Certainly, Anna Arkadyevna disturbs the order when she loves someone other than her husband. But, Princess Mayakaya defends Anna, arguing that it is not Anna's fault that more than one man's soul is tacked to her. Mayakaya is suggesting that there exist soul connections that transcend one's earth life. Anna too defends herself. When she believes she faces death, nothing is more important than that she receive her husband's forgiveness for her infidelity, which is not to say that she feels she has been wrong to love another. Yet, she shows us that at death one must reckon or account for what one has done on earth.
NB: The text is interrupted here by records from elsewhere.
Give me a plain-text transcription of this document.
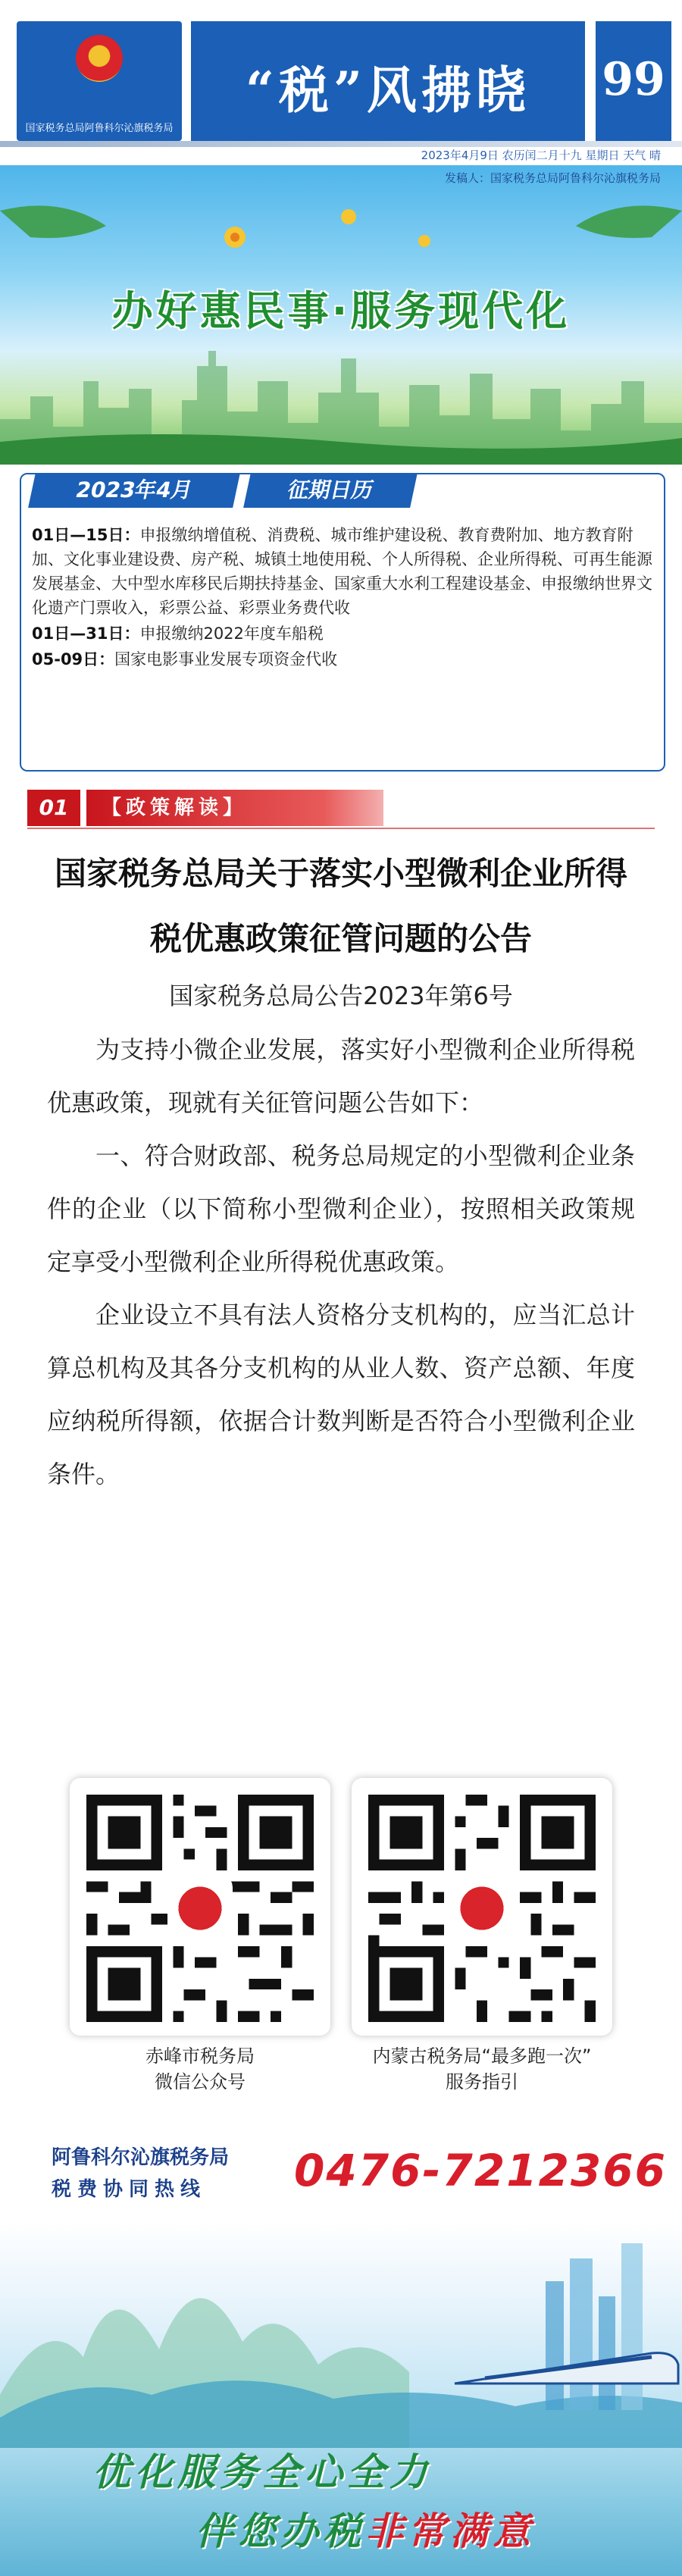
国家税务总局阿鲁科尔沁旗税务局
“税”风拂晓	99
2023年4月9日 农历闰二月十九 星期日 天气 晴
发稿人：国家税务总局阿鲁科尔沁旗税务局
办好惠民事·服务现代化
2023年4月	征期日历

01日—15日：申报缴纳增值税、消费税、城市维护建设税、教育费附加、地方教育附加、文化事业建设费、房产税、城镇土地使用税、个人所得税、企业所得税、可再生能源发展基金、大中型水库移民后期扶持基金、国家重大水利工程建设基金、申报缴纳世界文化遗产门票收入，彩票公益、彩票业务费代收

01日—31日：申报缴纳2022年度车船税

05-09日：国家电影事业发展专项资金代收

01	【政策解读】
国家税务总局关于落实小型微利企业所得税优惠政策征管问题的公告
国家税务总局公告2023年第6号

为支持小微企业发展，落实好小型微利企业所得税优惠政策，现就有关征管问题公告如下：

一、符合财政部、税务总局规定的小型微利企业条件的企业（以下简称小型微利企业），按照相关政策规定享受小型微利企业所得税优惠政策。

企业设立不具有法人资格分支机构的，应当汇总计算总机构及其各分支机构的从业人数、资产总额、年度应纳税所得额，依据合计数判断是否符合小型微利企业条件。

赤峰市税务局
微信公众号
内蒙古税务局“最多跑一次”
服务指引
阿鲁科尔沁旗税务局
税费协同热线 0476-7212366
优化服务全心全力
伴您办税非常满意
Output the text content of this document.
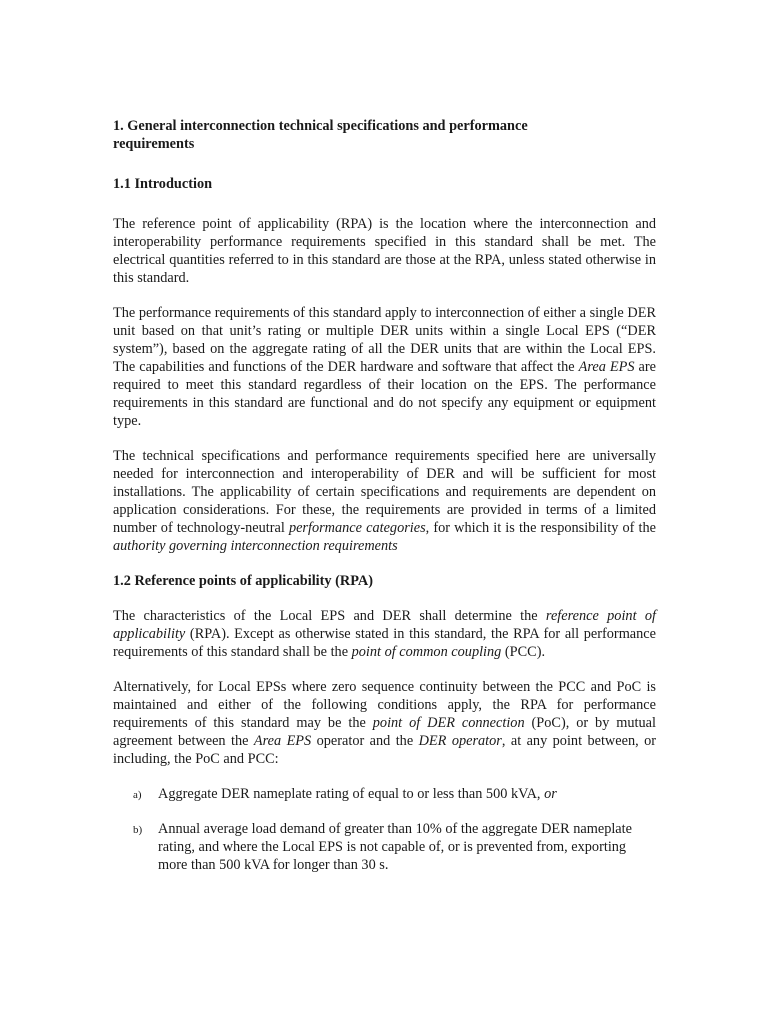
1. General interconnection technical specifications and performance requirements
1.1 Introduction

The reference point of applicability (RPA) is the location where the interconnection and interoperability performance requirements specified in this standard shall be met. The electrical quantities referred to in this standard are those at the RPA, unless stated otherwise in this standard.

The performance requirements of this standard apply to interconnection of either a single DER unit based on that unit’s rating or multiple DER units within a single Local EPS (“DER system”), based on the aggregate rating of all the DER units that are within the Local EPS. The capabilities and functions of the DER hardware and software that affect the Area EPS are required to meet this standard regardless of their location on the EPS. The performance requirements in this standard are functional and do not specify any equipment or equipment type.

The technical specifications and performance requirements specified here are universally needed for interconnection and interoperability of DER and will be sufficient for most installations. The applicability of certain specifications and requirements are dependent on application considerations. For these, the requirements are provided in terms of a limited number of technology-neutral performance categories, for which it is the responsibility of the authority governing interconnection requirements

1.2 Reference points of applicability (RPA)

The characteristics of the Local EPS and DER shall determine the reference point of applicability (RPA). Except as otherwise stated in this standard, the RPA for all performance requirements of this standard shall be the point of common coupling (PCC).

Alternatively, for Local EPSs where zero sequence continuity between the PCC and PoC is maintained and either of the following conditions apply, the RPA for performance requirements of this standard may be the point of DER connection (PoC), or by mutual agreement between the Area EPS operator and the DER operator, at any point between, or including, the PoC and PCC:

a) Aggregate DER nameplate rating of equal to or less than 500 kVA, or
b) Annual average load demand of greater than 10% of the aggregate DER nameplate rating, and where the Local EPS is not capable of, or is prevented from, exporting more than 500 kVA for longer than 30 s.
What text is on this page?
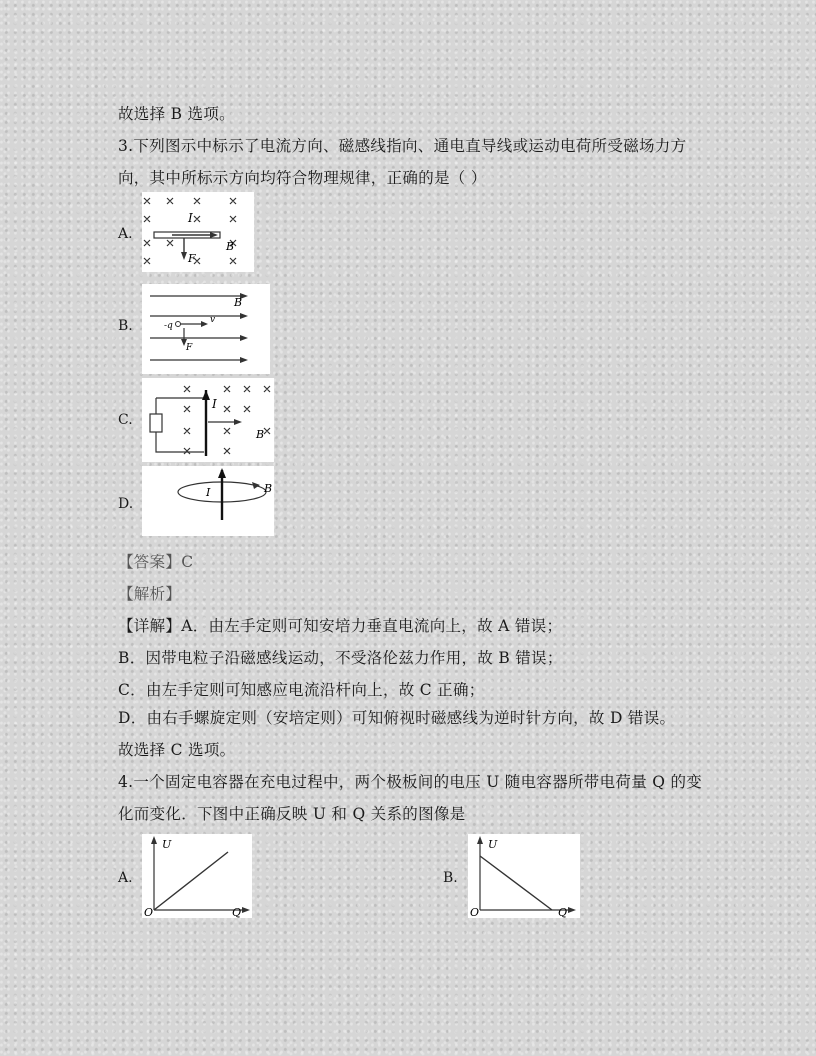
故选择 B 选项。
3.下列图示中标示了电流方向、磁感线指向、通电直导线或运动电荷所受磁场力方
向，其中所标示方向均符合物理规律，正确的是（ ）
A.
I
F
B
B.
B
-q
v
F
C.
I
B
D.
I	B
【答案】C
【解析】
【详解】A．由左手定则可知安培力垂直电流向上，故 A 错误；
B．因带电粒子沿磁感线运动，不受洛伦兹力作用，故 B 错误；
C．由左手定则可知感应电流沿杆向上，故 C 正确；
D．由右手螺旋定则（安培定则）可知俯视时磁感线为逆时针方向，故 D 错误。
故选择 C 选项。
4.一个固定电容器在充电过程中，两个极板间的电压 U 随电容器所带电荷量 Q 的变
化而变化．下图中正确反映 U 和 Q 关系的图像是
A.
U
Q
O
B.
U
Q
O
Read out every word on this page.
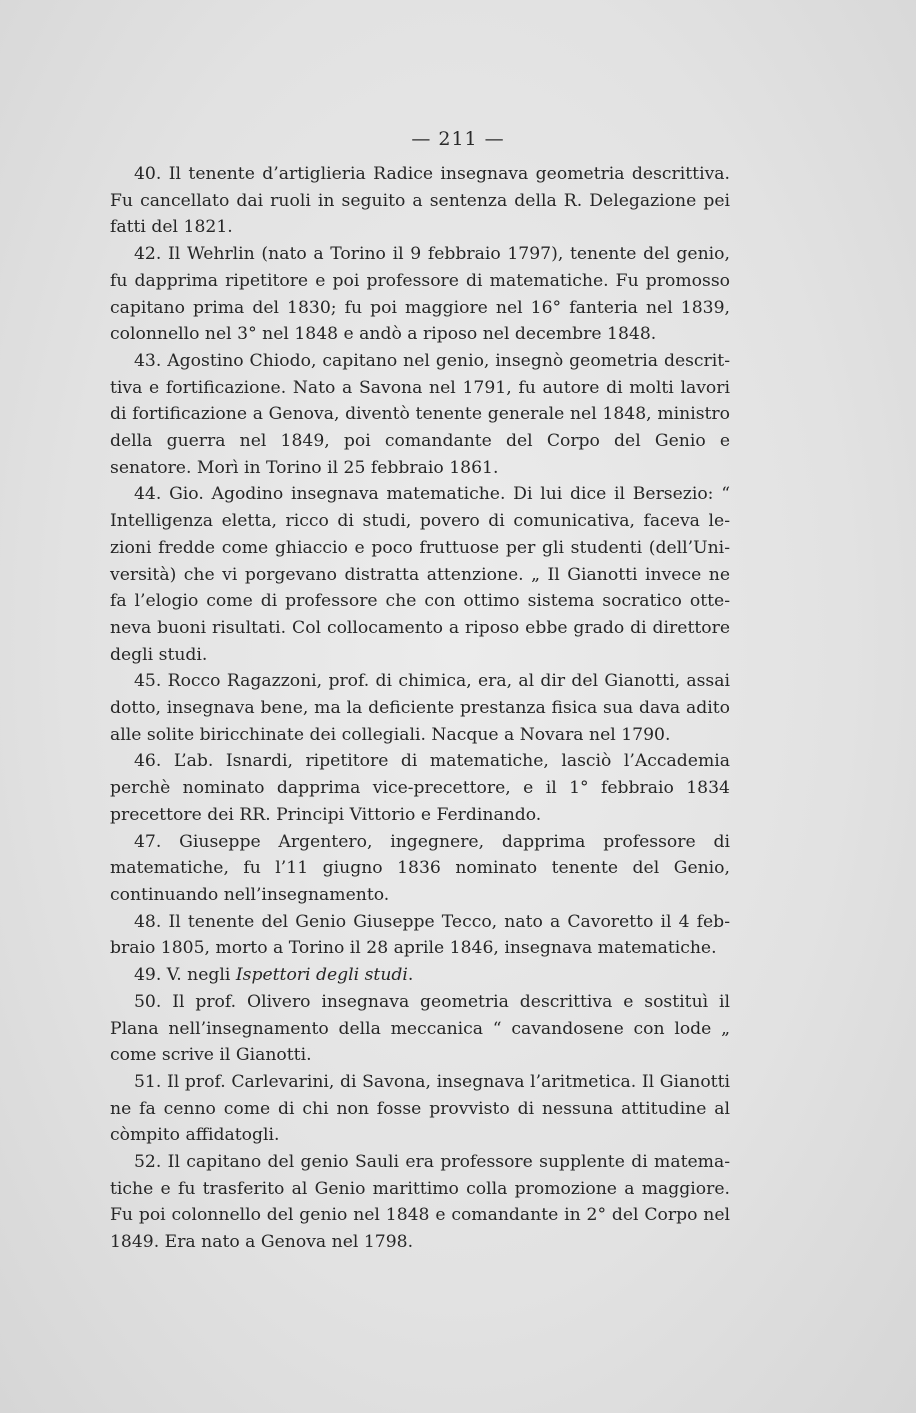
— 211 —

40. Il tenente d’artiglieria Radice insegnava geometria descrittiva. Fu cancellato dai ruoli in seguito a sentenza della R. Delegazione pei fatti del 1821.

42. Il Wehrlin (nato a Torino il 9 febbraio 1797), tenente del genio, fu dapprima ripetitore e poi professore di matematiche. Fu promosso capitano prima del 1830; fu poi maggiore nel 16° fanteria nel 1839, colonnello nel 3° nel 1848 e andò a riposo nel decembre 1848.

43. Agostino Chiodo, capitano nel genio, insegnò geometria descrittiva e fortificazione. Nato a Savona nel 1791, fu autore di molti lavori di fortificazione a Genova, diventò tenente generale nel 1848, ministro della guerra nel 1849, poi comandante del Corpo del Genio e senatore. Morì in Torino il 25 febbraio 1861.

44. Gio. Agodino insegnava matematiche. Di lui dice il Bersezio: “ Intelligenza eletta, ricco di studi, povero di comunicativa, faceva lezioni fredde come ghiaccio e poco fruttuose per gli studenti (dell’Università) che vi porgevano distratta attenzione. „ Il Gianotti invece ne fa l’elogio come di professore che con ottimo sistema socratico otteneva buoni risultati. Col collocamento a riposo ebbe grado di direttore degli studi.

45. Rocco Ragazzoni, prof. di chimica, era, al dir del Gianotti, assai dotto, insegnava bene, ma la deficiente prestanza fisica sua dava adito alle solite biricchinate dei collegiali. Nacque a Novara nel 1790.

46. L’ab. Isnardi, ripetitore di matematiche, lasciò l’Accademia perchè nominato dapprima vice-precettore, e il 1° febbraio 1834 precettore dei RR. Principi Vittorio e Ferdinando.

47. Giuseppe Argentero, ingegnere, dapprima professore di matematiche, fu l’11 giugno 1836 nominato tenente del Genio, continuando nell’insegnamento.

48. Il tenente del Genio Giuseppe Tecco, nato a Cavoretto il 4 febbraio 1805, morto a Torino il 28 aprile 1846, insegnava matematiche.

49. V. negli Ispettori degli studi.

50. Il prof. Olivero insegnava geometria descrittiva e sostituì il Plana nell’insegnamento della meccanica “ cavandosene con lode „ come scrive il Gianotti.

51. Il prof. Carlevarini, di Savona, insegnava l’aritmetica. Il Gianotti ne fa cenno come di chi non fosse provvisto di nessuna attitudine al còmpito affidatogli.

52. Il capitano del genio Sauli era professore supplente di matematiche e fu trasferito al Genio marittimo colla promozione a maggiore. Fu poi colonnello del genio nel 1848 e comandante in 2° del Corpo nel 1849. Era nato a Genova nel 1798.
This concept of reckoning gives me a way to understand my own ancestors' practice of having their land sold at death and having their executor pay off all debts before disbursing any bequests. This is another form of reckoning at death. I have seen this a number of times in wills including in that of one ancestor whose will was challenged because the request would result in her being expelled from the land where she had lived with her husband. Her case went to the Supreme Court of the State of Mississippi, where she prevailed. She was allowed to remain on the land until death, which unfortunately wasn't long after the case was decided. In this case, the ancestor's reckoning might have included care for his surviving spouse.
The case reminds me of my grandfather, who I knew in my lifetime, his having lived until I was fifteen years old. It would appear that, a couple of years at least before his death, he tried to get his house in order by making sure that my grandmother's needs would be met. This task included purchasing my grandmother a washer and dryer to replace the wring washer she had used for many years. I guess he didn't want to, from his grave, see her working as hard as she had while he lived. Or, maybe Grandma had asked for a new washer and he didn't want that request to go unfulfilled. Whichever is the case, I do see his actions at the close of life as a reckoning, and I very much feel that this was behavior he had learned from his elders and ancestors.
So, if bargaining is an attempt at honest business, reckoning points to an ethic based in the belief that one may be outside the will of God or outside of a certain order if one does not settle, make proper account, of one's earth doings. One may turn in one's grave if things are left unsettled or undone.
Another reason I have been interested in the concepts of reckoning and bargaining is that I think that these may come into play with the activities of African-American soldiers in their own dealings. I am looking in particular at the 63rd USCT, which was a guard unit stationed at Memphis. These men served basically in John Eaton, Jr.'s Department of Freedmen and in the area's contraband camps. Following their service, as well as during, they appear to have sought every benefit that was coming to them. For example, most of them applied for a bounty, which a significant number of them used to get started in farming. Many of them opened accounts with the Freedmen's Bureau Bank. They vouched for each other's service when applying for a pension and informed their wives that they too should apply if they preceded them in death. In short, even though most of these men were former slaves, they appear to have evaluated their experience in the war, systematically, which is to say as a part of an order, and they placed their lives in agreement with that order. I see their various applications as a reckoning, a commitment to discerning God's will in a situation and acting accordingly. This is a theory in need of some work, but these are my beginning thoughts.